It is strange i have everything in msi-x except usb. And still i have 350k interrupts on core0, while on other 7 cores only 500-7000. I tried set interrupt affinity in regedit, but it doesn't work. Even support from latencymon said, these settings can be overriden on driver/hardware level. This doesn't make sense, i would expect interrupts will be spread on all cores evenly, i don't have even that old pc i7 3700 and b75m chipset, which isn't best but still. I am getting new pc, i will test it out that too. But it is strange. It is not like it is 2005 anymore... Would expect for this to work properly...
Spreading interrupts across cores in MSI mode is active only in server editions and mostly for network controllers. And be aware that interrupt is handled in two stages - first Interrupt Service Routine is invoked as response to interrupt from device, and then ISR should schedule the main part of interrupt handling by scheduling the Deferred Procedure Call. Both stages can be executed at different cores. PS Also note that only when device and its driver utilizes multiple MSIs they can be spread across cores. But usually in client editions of Windows we do not see devices with multiple MSIs. To check whether device uses multiple MSIs go to device manager, switch the view to "Resources by type", expand IRQ root node - if you see multiple nodes for the same device then this device uses multiple MSIs. PPS I forgot to print a question - why do you think that having 350k interrupts on Core 0 is the problem?
There is a utility by MS "interrupt_affinity_policy_tool.msi" that supposedly lets you move interrupts to different cores that will spread out the workload you see in latencyMon. I never messed with it and don't know if all HW is supported.
one key reason for this is that core 0 is the core least likely to ever be in a sleep state, so interrupts with a realtime or high priority will fire on this core to have the least transitional delay possible.
It is obviously problem, since all interrupts are handled on core0, that means interrupts are handled slower. I have good dpc latency, but still i could use improvement. I read on multicore system, system should spread interrupts to multiple cores for better performance, however one core per driver. As it could cause cache miss and long reading times and degrade performance. But there is no reason it shouldn't utilize multicore for handling interrupts... I said i have everything is msi/msi-x mode, so drivers should use multicore. However they don't !!! Biggest dpc latency source is gpu for example.
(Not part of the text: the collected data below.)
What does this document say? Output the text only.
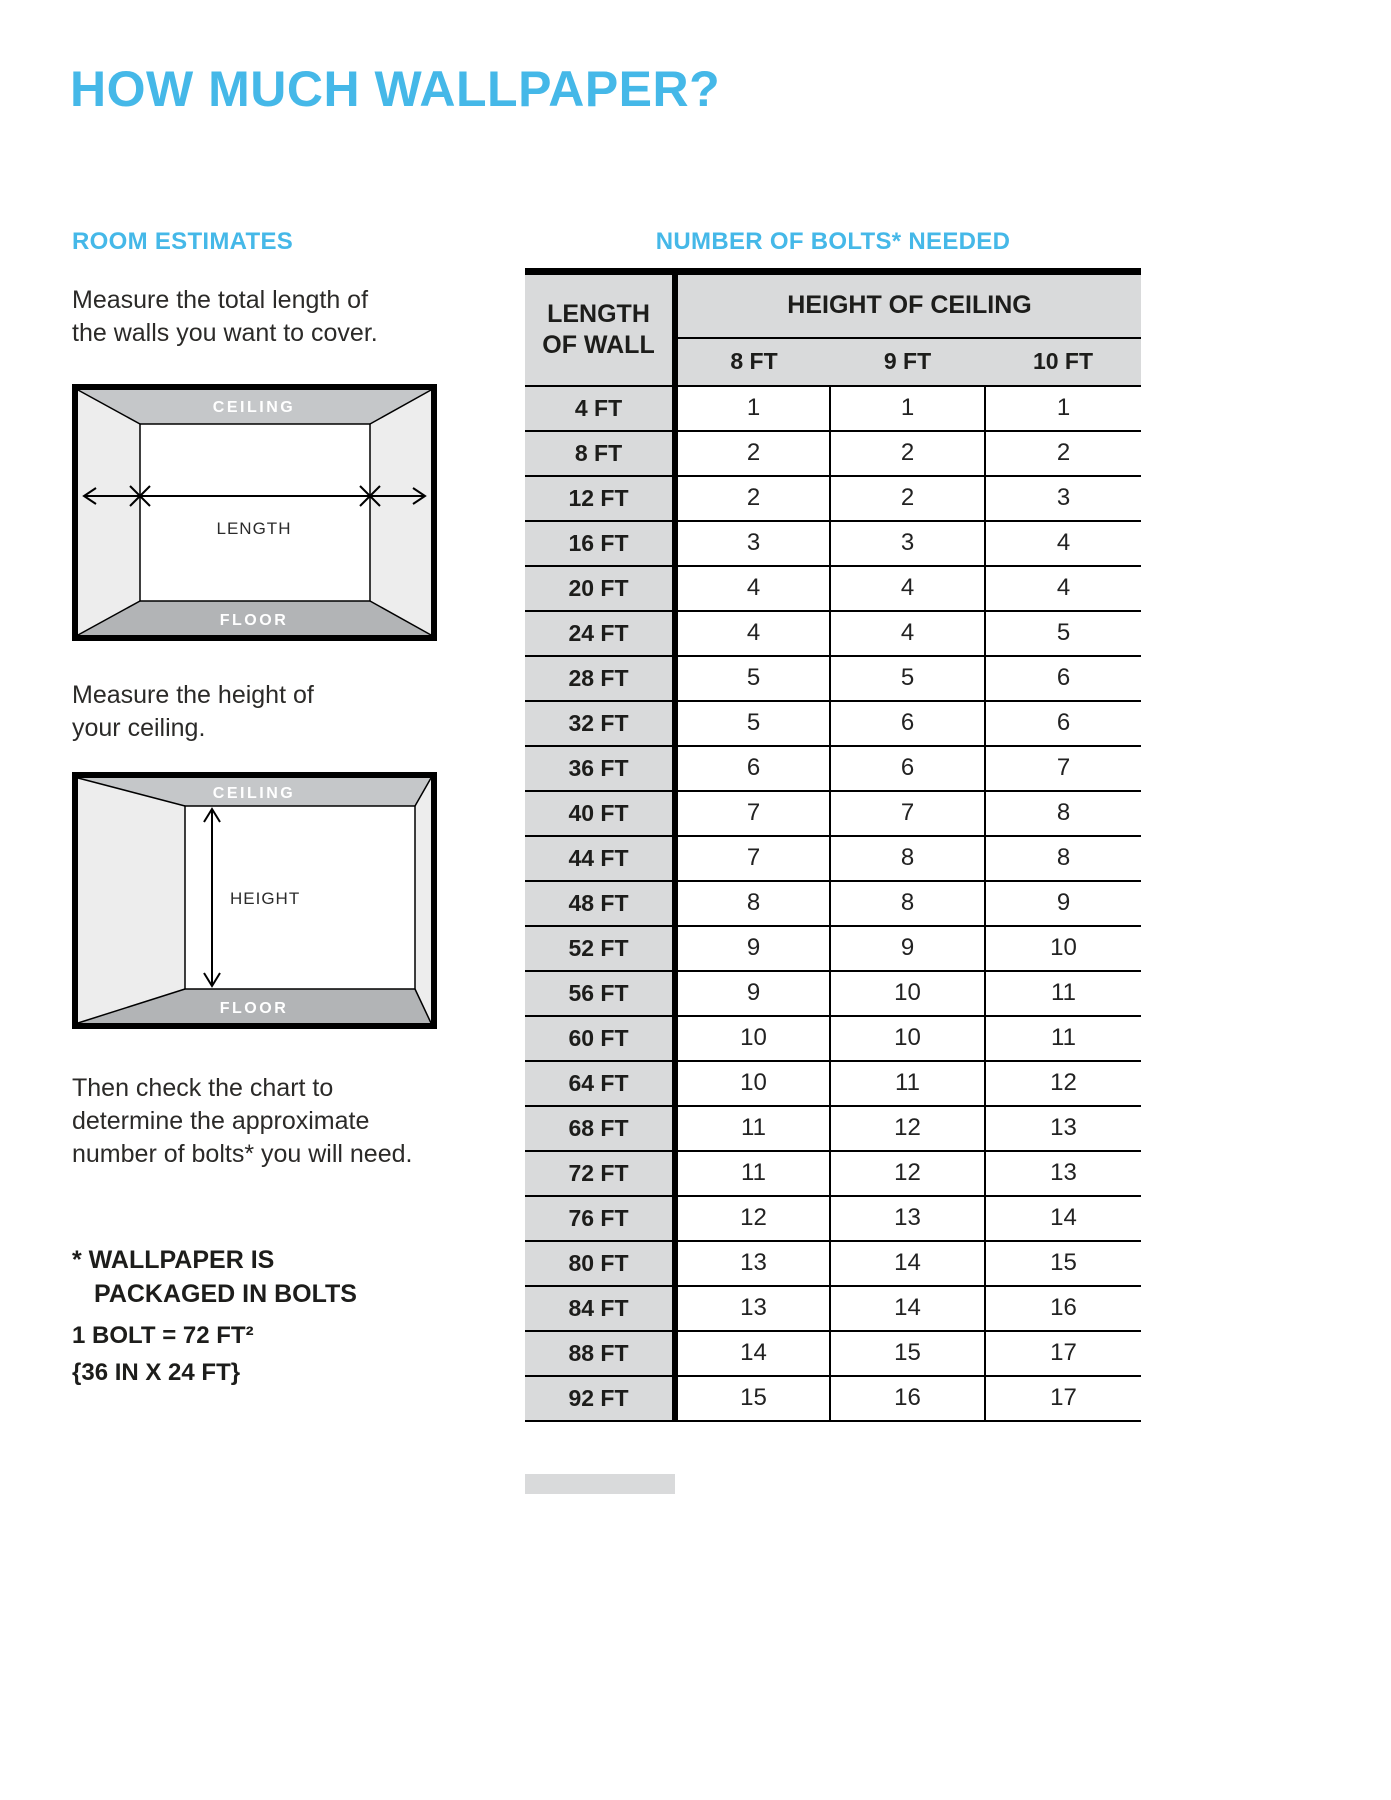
HOW MUCH WALLPAPER?
ROOM ESTIMATES	NUMBER OF BOLTS* NEEDED
Measure the total length of
the walls you want to cover.
CEILING
FLOOR
LENGTH
Measure the height of
your ceiling.
CEILING
FLOOR
HEIGHT
Then check the chart to
determine the approximate
number of bolts* you will need.
* WALLPAPER IS
PACKAGED IN BOLTS
1 BOLT = 72 FT²
{36 IN X 24 FT}
LENGTH
OF WALL	HEIGHT OF CEILING		
	8 FT	9 FT	10 FT
4 FT	1	1	1
8 FT	2	2	2
12 FT	2	2	3
16 FT	3	3	4
20 FT	4	4	4
24 FT	4	4	5
28 FT	5	5	6
32 FT	5	6	6
36 FT	6	6	7
40 FT	7	7	8
44 FT	7	8	8
48 FT	8	8	9
52 FT	9	9	10
56 FT	9	10	11
60 FT	10	10	11
64 FT	10	11	12
68 FT	11	12	13
72 FT	11	12	13
76 FT	12	13	14
80 FT	13	14	15
84 FT	13	14	16
88 FT	14	15	17
92 FT	15	16	17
On nvidia forums, nvidia dev said: nvidia specifies msi-x support and number of channels in its drivers coding. And settings it put in registry are only for older devices, that couldn't handle more channels. And said setting in registry shouldn't matter, however, if i set gpu to msi mode in registry i have less input lag, but still all interrupts are handled on core0. And yet it shows for some reason only msi mode supported in msi util... But i have by default gpu in line-based interrupt mode and if latencymon show correct results, my gpu drivers doesn't utilize multicore for interrupt handling, that's terrible. So that means nvidia is either lying, or latencymon shows incorrect results, i have checked all cores in setting of latencymon. "astyanax" No cpu is all time at 100% load... "edkiefer" Yeah and that interrupt affinity tool, or setting in manually under device id, affinity policy: "DevicePolicy" 3 e.g. It doesn't go anything, latencymon support said, drivers and hardware can override this setting. Already tried didn't help.. EDIT: wait a minute, after setting gpu manually to msi mode, because in msiutil under msi supported is only msi mode - strange. And using that utility i selected core 1 and now same amout of dpc which are generated by gpu was on core1, previously there was nothing, so it works now - cool !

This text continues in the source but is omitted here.